Imagine the sight. A massive hulk, gleaming with a thousand lights, belching forth showers of sparks from a solitary funnel; a crowd of clinging figures; a crowd of figures, unable to cling, sliding down that steel road to death. Imagine the sounds. Hear the thud and the crash of the engines as, overbalanced, they tore themselves from their beds and hurled themselves across the ship, to pound against the steel sides and burst them with a deadening explosion; hear the horrific cracks as the decks bend; hear, from under water, a mighty explosion, followed quickly by another and another; hear the roar as the fire-spouting funnel tumbles into the sea; hear, above all, the cry torn from a thousand throats as the people on the stern of the boat felt the last tremors, the death-struggles of the leviathan! Imagine this sight and these sounds, and if you have the imagination of a Poe you will not have glimpsed a hundredth part of the terrors of that last two minutes of the life of the Titanic.
And the next minute there was no Titanic afloat; but the sea was dotted about with hundreds of black dots, each dot a soul struggling for life, each striving to reach something that might be floating near it—deck-chairs, gratings, wreckage of all sorts, and every little bit worth its weight in gold to him who might be so fortunate as to get it. To follow all these people in their efforts for life is, of course, impossible. And there is no need, for each was but a picture of the other.
Mr. Lightoller, the second officer, had a remarkable experience. As the ship took her final plunge he had dived, to be drawn down against the grating that covered the blower of the exhaust. An explosion hurled him up to the surface again, where, having barely filled his lungs, he was sucked down again, and drawn to the side of the sinking ship, near the funnel draught pipes. Yet once more was he blown upwards by the force of a terrific explosion, and when he came to the surface he found himself near a collapsible boat; Lightoller clung to this, to which Bride himself and half a dozen other people were also hanging. It was capsized; but it provided some sort of refuge.
The gallant captain, who had gone overboard with the baby in his arms, fought his way through the swimming crowd, making for one of the boats which were still in the vicinity, hoping to effect some rescues. He went, not to save himself, but the child. He reached the boat, cried “Take the child,” handed it up to the willing hands outstretched for it, and then, refusing to be taken into the boat, cried “Let me go!” and swam back to where the ship had disappeared.
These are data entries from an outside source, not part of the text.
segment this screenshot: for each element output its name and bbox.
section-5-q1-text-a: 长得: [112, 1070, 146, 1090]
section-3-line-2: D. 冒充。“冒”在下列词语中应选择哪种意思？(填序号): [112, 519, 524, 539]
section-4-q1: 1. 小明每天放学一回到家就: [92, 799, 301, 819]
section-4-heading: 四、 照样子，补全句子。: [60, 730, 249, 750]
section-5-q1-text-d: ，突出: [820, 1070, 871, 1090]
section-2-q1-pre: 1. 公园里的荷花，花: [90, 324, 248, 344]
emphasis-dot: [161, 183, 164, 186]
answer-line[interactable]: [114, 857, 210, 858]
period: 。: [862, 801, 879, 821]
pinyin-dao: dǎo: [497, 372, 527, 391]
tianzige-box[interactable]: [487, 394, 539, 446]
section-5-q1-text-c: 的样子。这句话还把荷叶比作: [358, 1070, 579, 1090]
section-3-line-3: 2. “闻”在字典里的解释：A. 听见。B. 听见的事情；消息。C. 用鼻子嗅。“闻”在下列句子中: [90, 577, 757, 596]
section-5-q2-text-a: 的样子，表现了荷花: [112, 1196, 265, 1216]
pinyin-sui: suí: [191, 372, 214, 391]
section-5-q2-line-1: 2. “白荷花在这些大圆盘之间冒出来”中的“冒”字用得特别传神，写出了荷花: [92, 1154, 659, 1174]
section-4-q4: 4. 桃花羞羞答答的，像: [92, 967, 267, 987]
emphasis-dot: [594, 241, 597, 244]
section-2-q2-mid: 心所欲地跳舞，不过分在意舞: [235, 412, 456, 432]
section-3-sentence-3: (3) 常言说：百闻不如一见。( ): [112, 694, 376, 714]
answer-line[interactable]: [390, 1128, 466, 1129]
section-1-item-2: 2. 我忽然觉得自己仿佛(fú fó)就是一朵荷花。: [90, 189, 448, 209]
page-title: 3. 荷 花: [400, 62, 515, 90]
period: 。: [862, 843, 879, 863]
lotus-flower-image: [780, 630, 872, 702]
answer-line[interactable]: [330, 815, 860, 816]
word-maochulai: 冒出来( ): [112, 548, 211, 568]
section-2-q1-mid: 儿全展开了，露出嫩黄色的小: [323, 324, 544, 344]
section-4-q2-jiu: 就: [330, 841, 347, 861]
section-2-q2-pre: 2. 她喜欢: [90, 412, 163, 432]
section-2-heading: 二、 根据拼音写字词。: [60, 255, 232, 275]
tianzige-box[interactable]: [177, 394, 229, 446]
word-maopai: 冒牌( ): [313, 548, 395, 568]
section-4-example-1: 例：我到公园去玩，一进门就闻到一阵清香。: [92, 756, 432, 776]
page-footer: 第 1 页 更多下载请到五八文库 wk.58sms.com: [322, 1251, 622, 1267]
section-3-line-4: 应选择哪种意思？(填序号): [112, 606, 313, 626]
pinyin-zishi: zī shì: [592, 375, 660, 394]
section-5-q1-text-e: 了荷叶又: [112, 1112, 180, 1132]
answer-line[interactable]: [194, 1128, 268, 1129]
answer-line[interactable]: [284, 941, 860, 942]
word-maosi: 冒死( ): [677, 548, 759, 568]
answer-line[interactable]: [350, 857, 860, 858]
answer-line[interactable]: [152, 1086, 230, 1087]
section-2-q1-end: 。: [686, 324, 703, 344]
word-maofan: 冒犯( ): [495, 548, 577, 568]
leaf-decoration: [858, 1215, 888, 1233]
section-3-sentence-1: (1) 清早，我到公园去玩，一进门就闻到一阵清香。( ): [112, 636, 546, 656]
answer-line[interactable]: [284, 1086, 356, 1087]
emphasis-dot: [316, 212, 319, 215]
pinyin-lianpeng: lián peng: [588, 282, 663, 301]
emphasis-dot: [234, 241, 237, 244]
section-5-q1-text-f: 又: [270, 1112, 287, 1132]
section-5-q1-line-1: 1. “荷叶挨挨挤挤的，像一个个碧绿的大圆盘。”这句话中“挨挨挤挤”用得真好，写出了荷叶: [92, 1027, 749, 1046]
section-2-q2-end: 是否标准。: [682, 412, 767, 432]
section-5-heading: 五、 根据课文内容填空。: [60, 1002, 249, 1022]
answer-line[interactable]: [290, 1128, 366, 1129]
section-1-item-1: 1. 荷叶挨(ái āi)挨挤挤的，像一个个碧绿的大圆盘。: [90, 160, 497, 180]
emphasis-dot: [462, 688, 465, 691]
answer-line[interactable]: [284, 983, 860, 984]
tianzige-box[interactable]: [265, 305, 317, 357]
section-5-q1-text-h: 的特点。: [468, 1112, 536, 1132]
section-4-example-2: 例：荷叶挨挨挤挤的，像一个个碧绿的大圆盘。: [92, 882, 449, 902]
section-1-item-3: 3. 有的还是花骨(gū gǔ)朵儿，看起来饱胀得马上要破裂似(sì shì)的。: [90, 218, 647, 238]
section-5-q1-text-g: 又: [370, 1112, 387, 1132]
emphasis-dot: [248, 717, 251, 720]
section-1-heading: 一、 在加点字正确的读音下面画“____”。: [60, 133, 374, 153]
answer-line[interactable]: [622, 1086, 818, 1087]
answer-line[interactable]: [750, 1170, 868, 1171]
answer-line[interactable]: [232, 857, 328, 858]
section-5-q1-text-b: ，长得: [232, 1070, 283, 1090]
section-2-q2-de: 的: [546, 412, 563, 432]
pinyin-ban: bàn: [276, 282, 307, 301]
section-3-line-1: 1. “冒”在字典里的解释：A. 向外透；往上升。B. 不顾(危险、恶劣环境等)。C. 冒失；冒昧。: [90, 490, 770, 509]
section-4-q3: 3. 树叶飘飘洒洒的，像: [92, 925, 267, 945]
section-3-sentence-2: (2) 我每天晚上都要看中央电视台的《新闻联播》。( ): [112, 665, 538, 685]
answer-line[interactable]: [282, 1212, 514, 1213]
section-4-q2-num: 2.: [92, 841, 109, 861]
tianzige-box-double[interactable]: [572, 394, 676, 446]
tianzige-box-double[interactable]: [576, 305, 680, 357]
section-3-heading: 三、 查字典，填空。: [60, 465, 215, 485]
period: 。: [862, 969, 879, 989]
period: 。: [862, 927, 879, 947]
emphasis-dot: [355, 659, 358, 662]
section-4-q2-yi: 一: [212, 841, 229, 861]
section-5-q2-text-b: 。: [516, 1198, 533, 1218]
There were many acts of heroism in that dreadful sea. A man swam up to the capsized lifeboat, now overladen. “Will it hold another?” he asked. Those men on the boat knew, positively, that if one more man were on her, she would pitch them all off, and they said so, not jealously, not selfishly. And as unselfishly, the man who wanted to live cried: “All right! Good-bye! God bless you all!” And turned away, only to sink almost immediately.
Another man, clinging to a crate, heard someone ask: “Will it hold another?” He did not know; all he knew was that here was a man who loved life as he himself loved it; and the crate might offer a chance. “Try it!” he cried; “we’ll live or die together!”
The story of the great disaster is told, and yet there are some things which cannot be recounted—horrors, endings and partings. Into the Great Unknown many hundreds had gone. Fewer hundreds were saved by those giant ships rushing to their aid, brought by the call out of the vast silences of the night.
The appalling horror of it all staggered the world; but the great fact stood out that Man the Ingenious is no match for Nature the Mighty!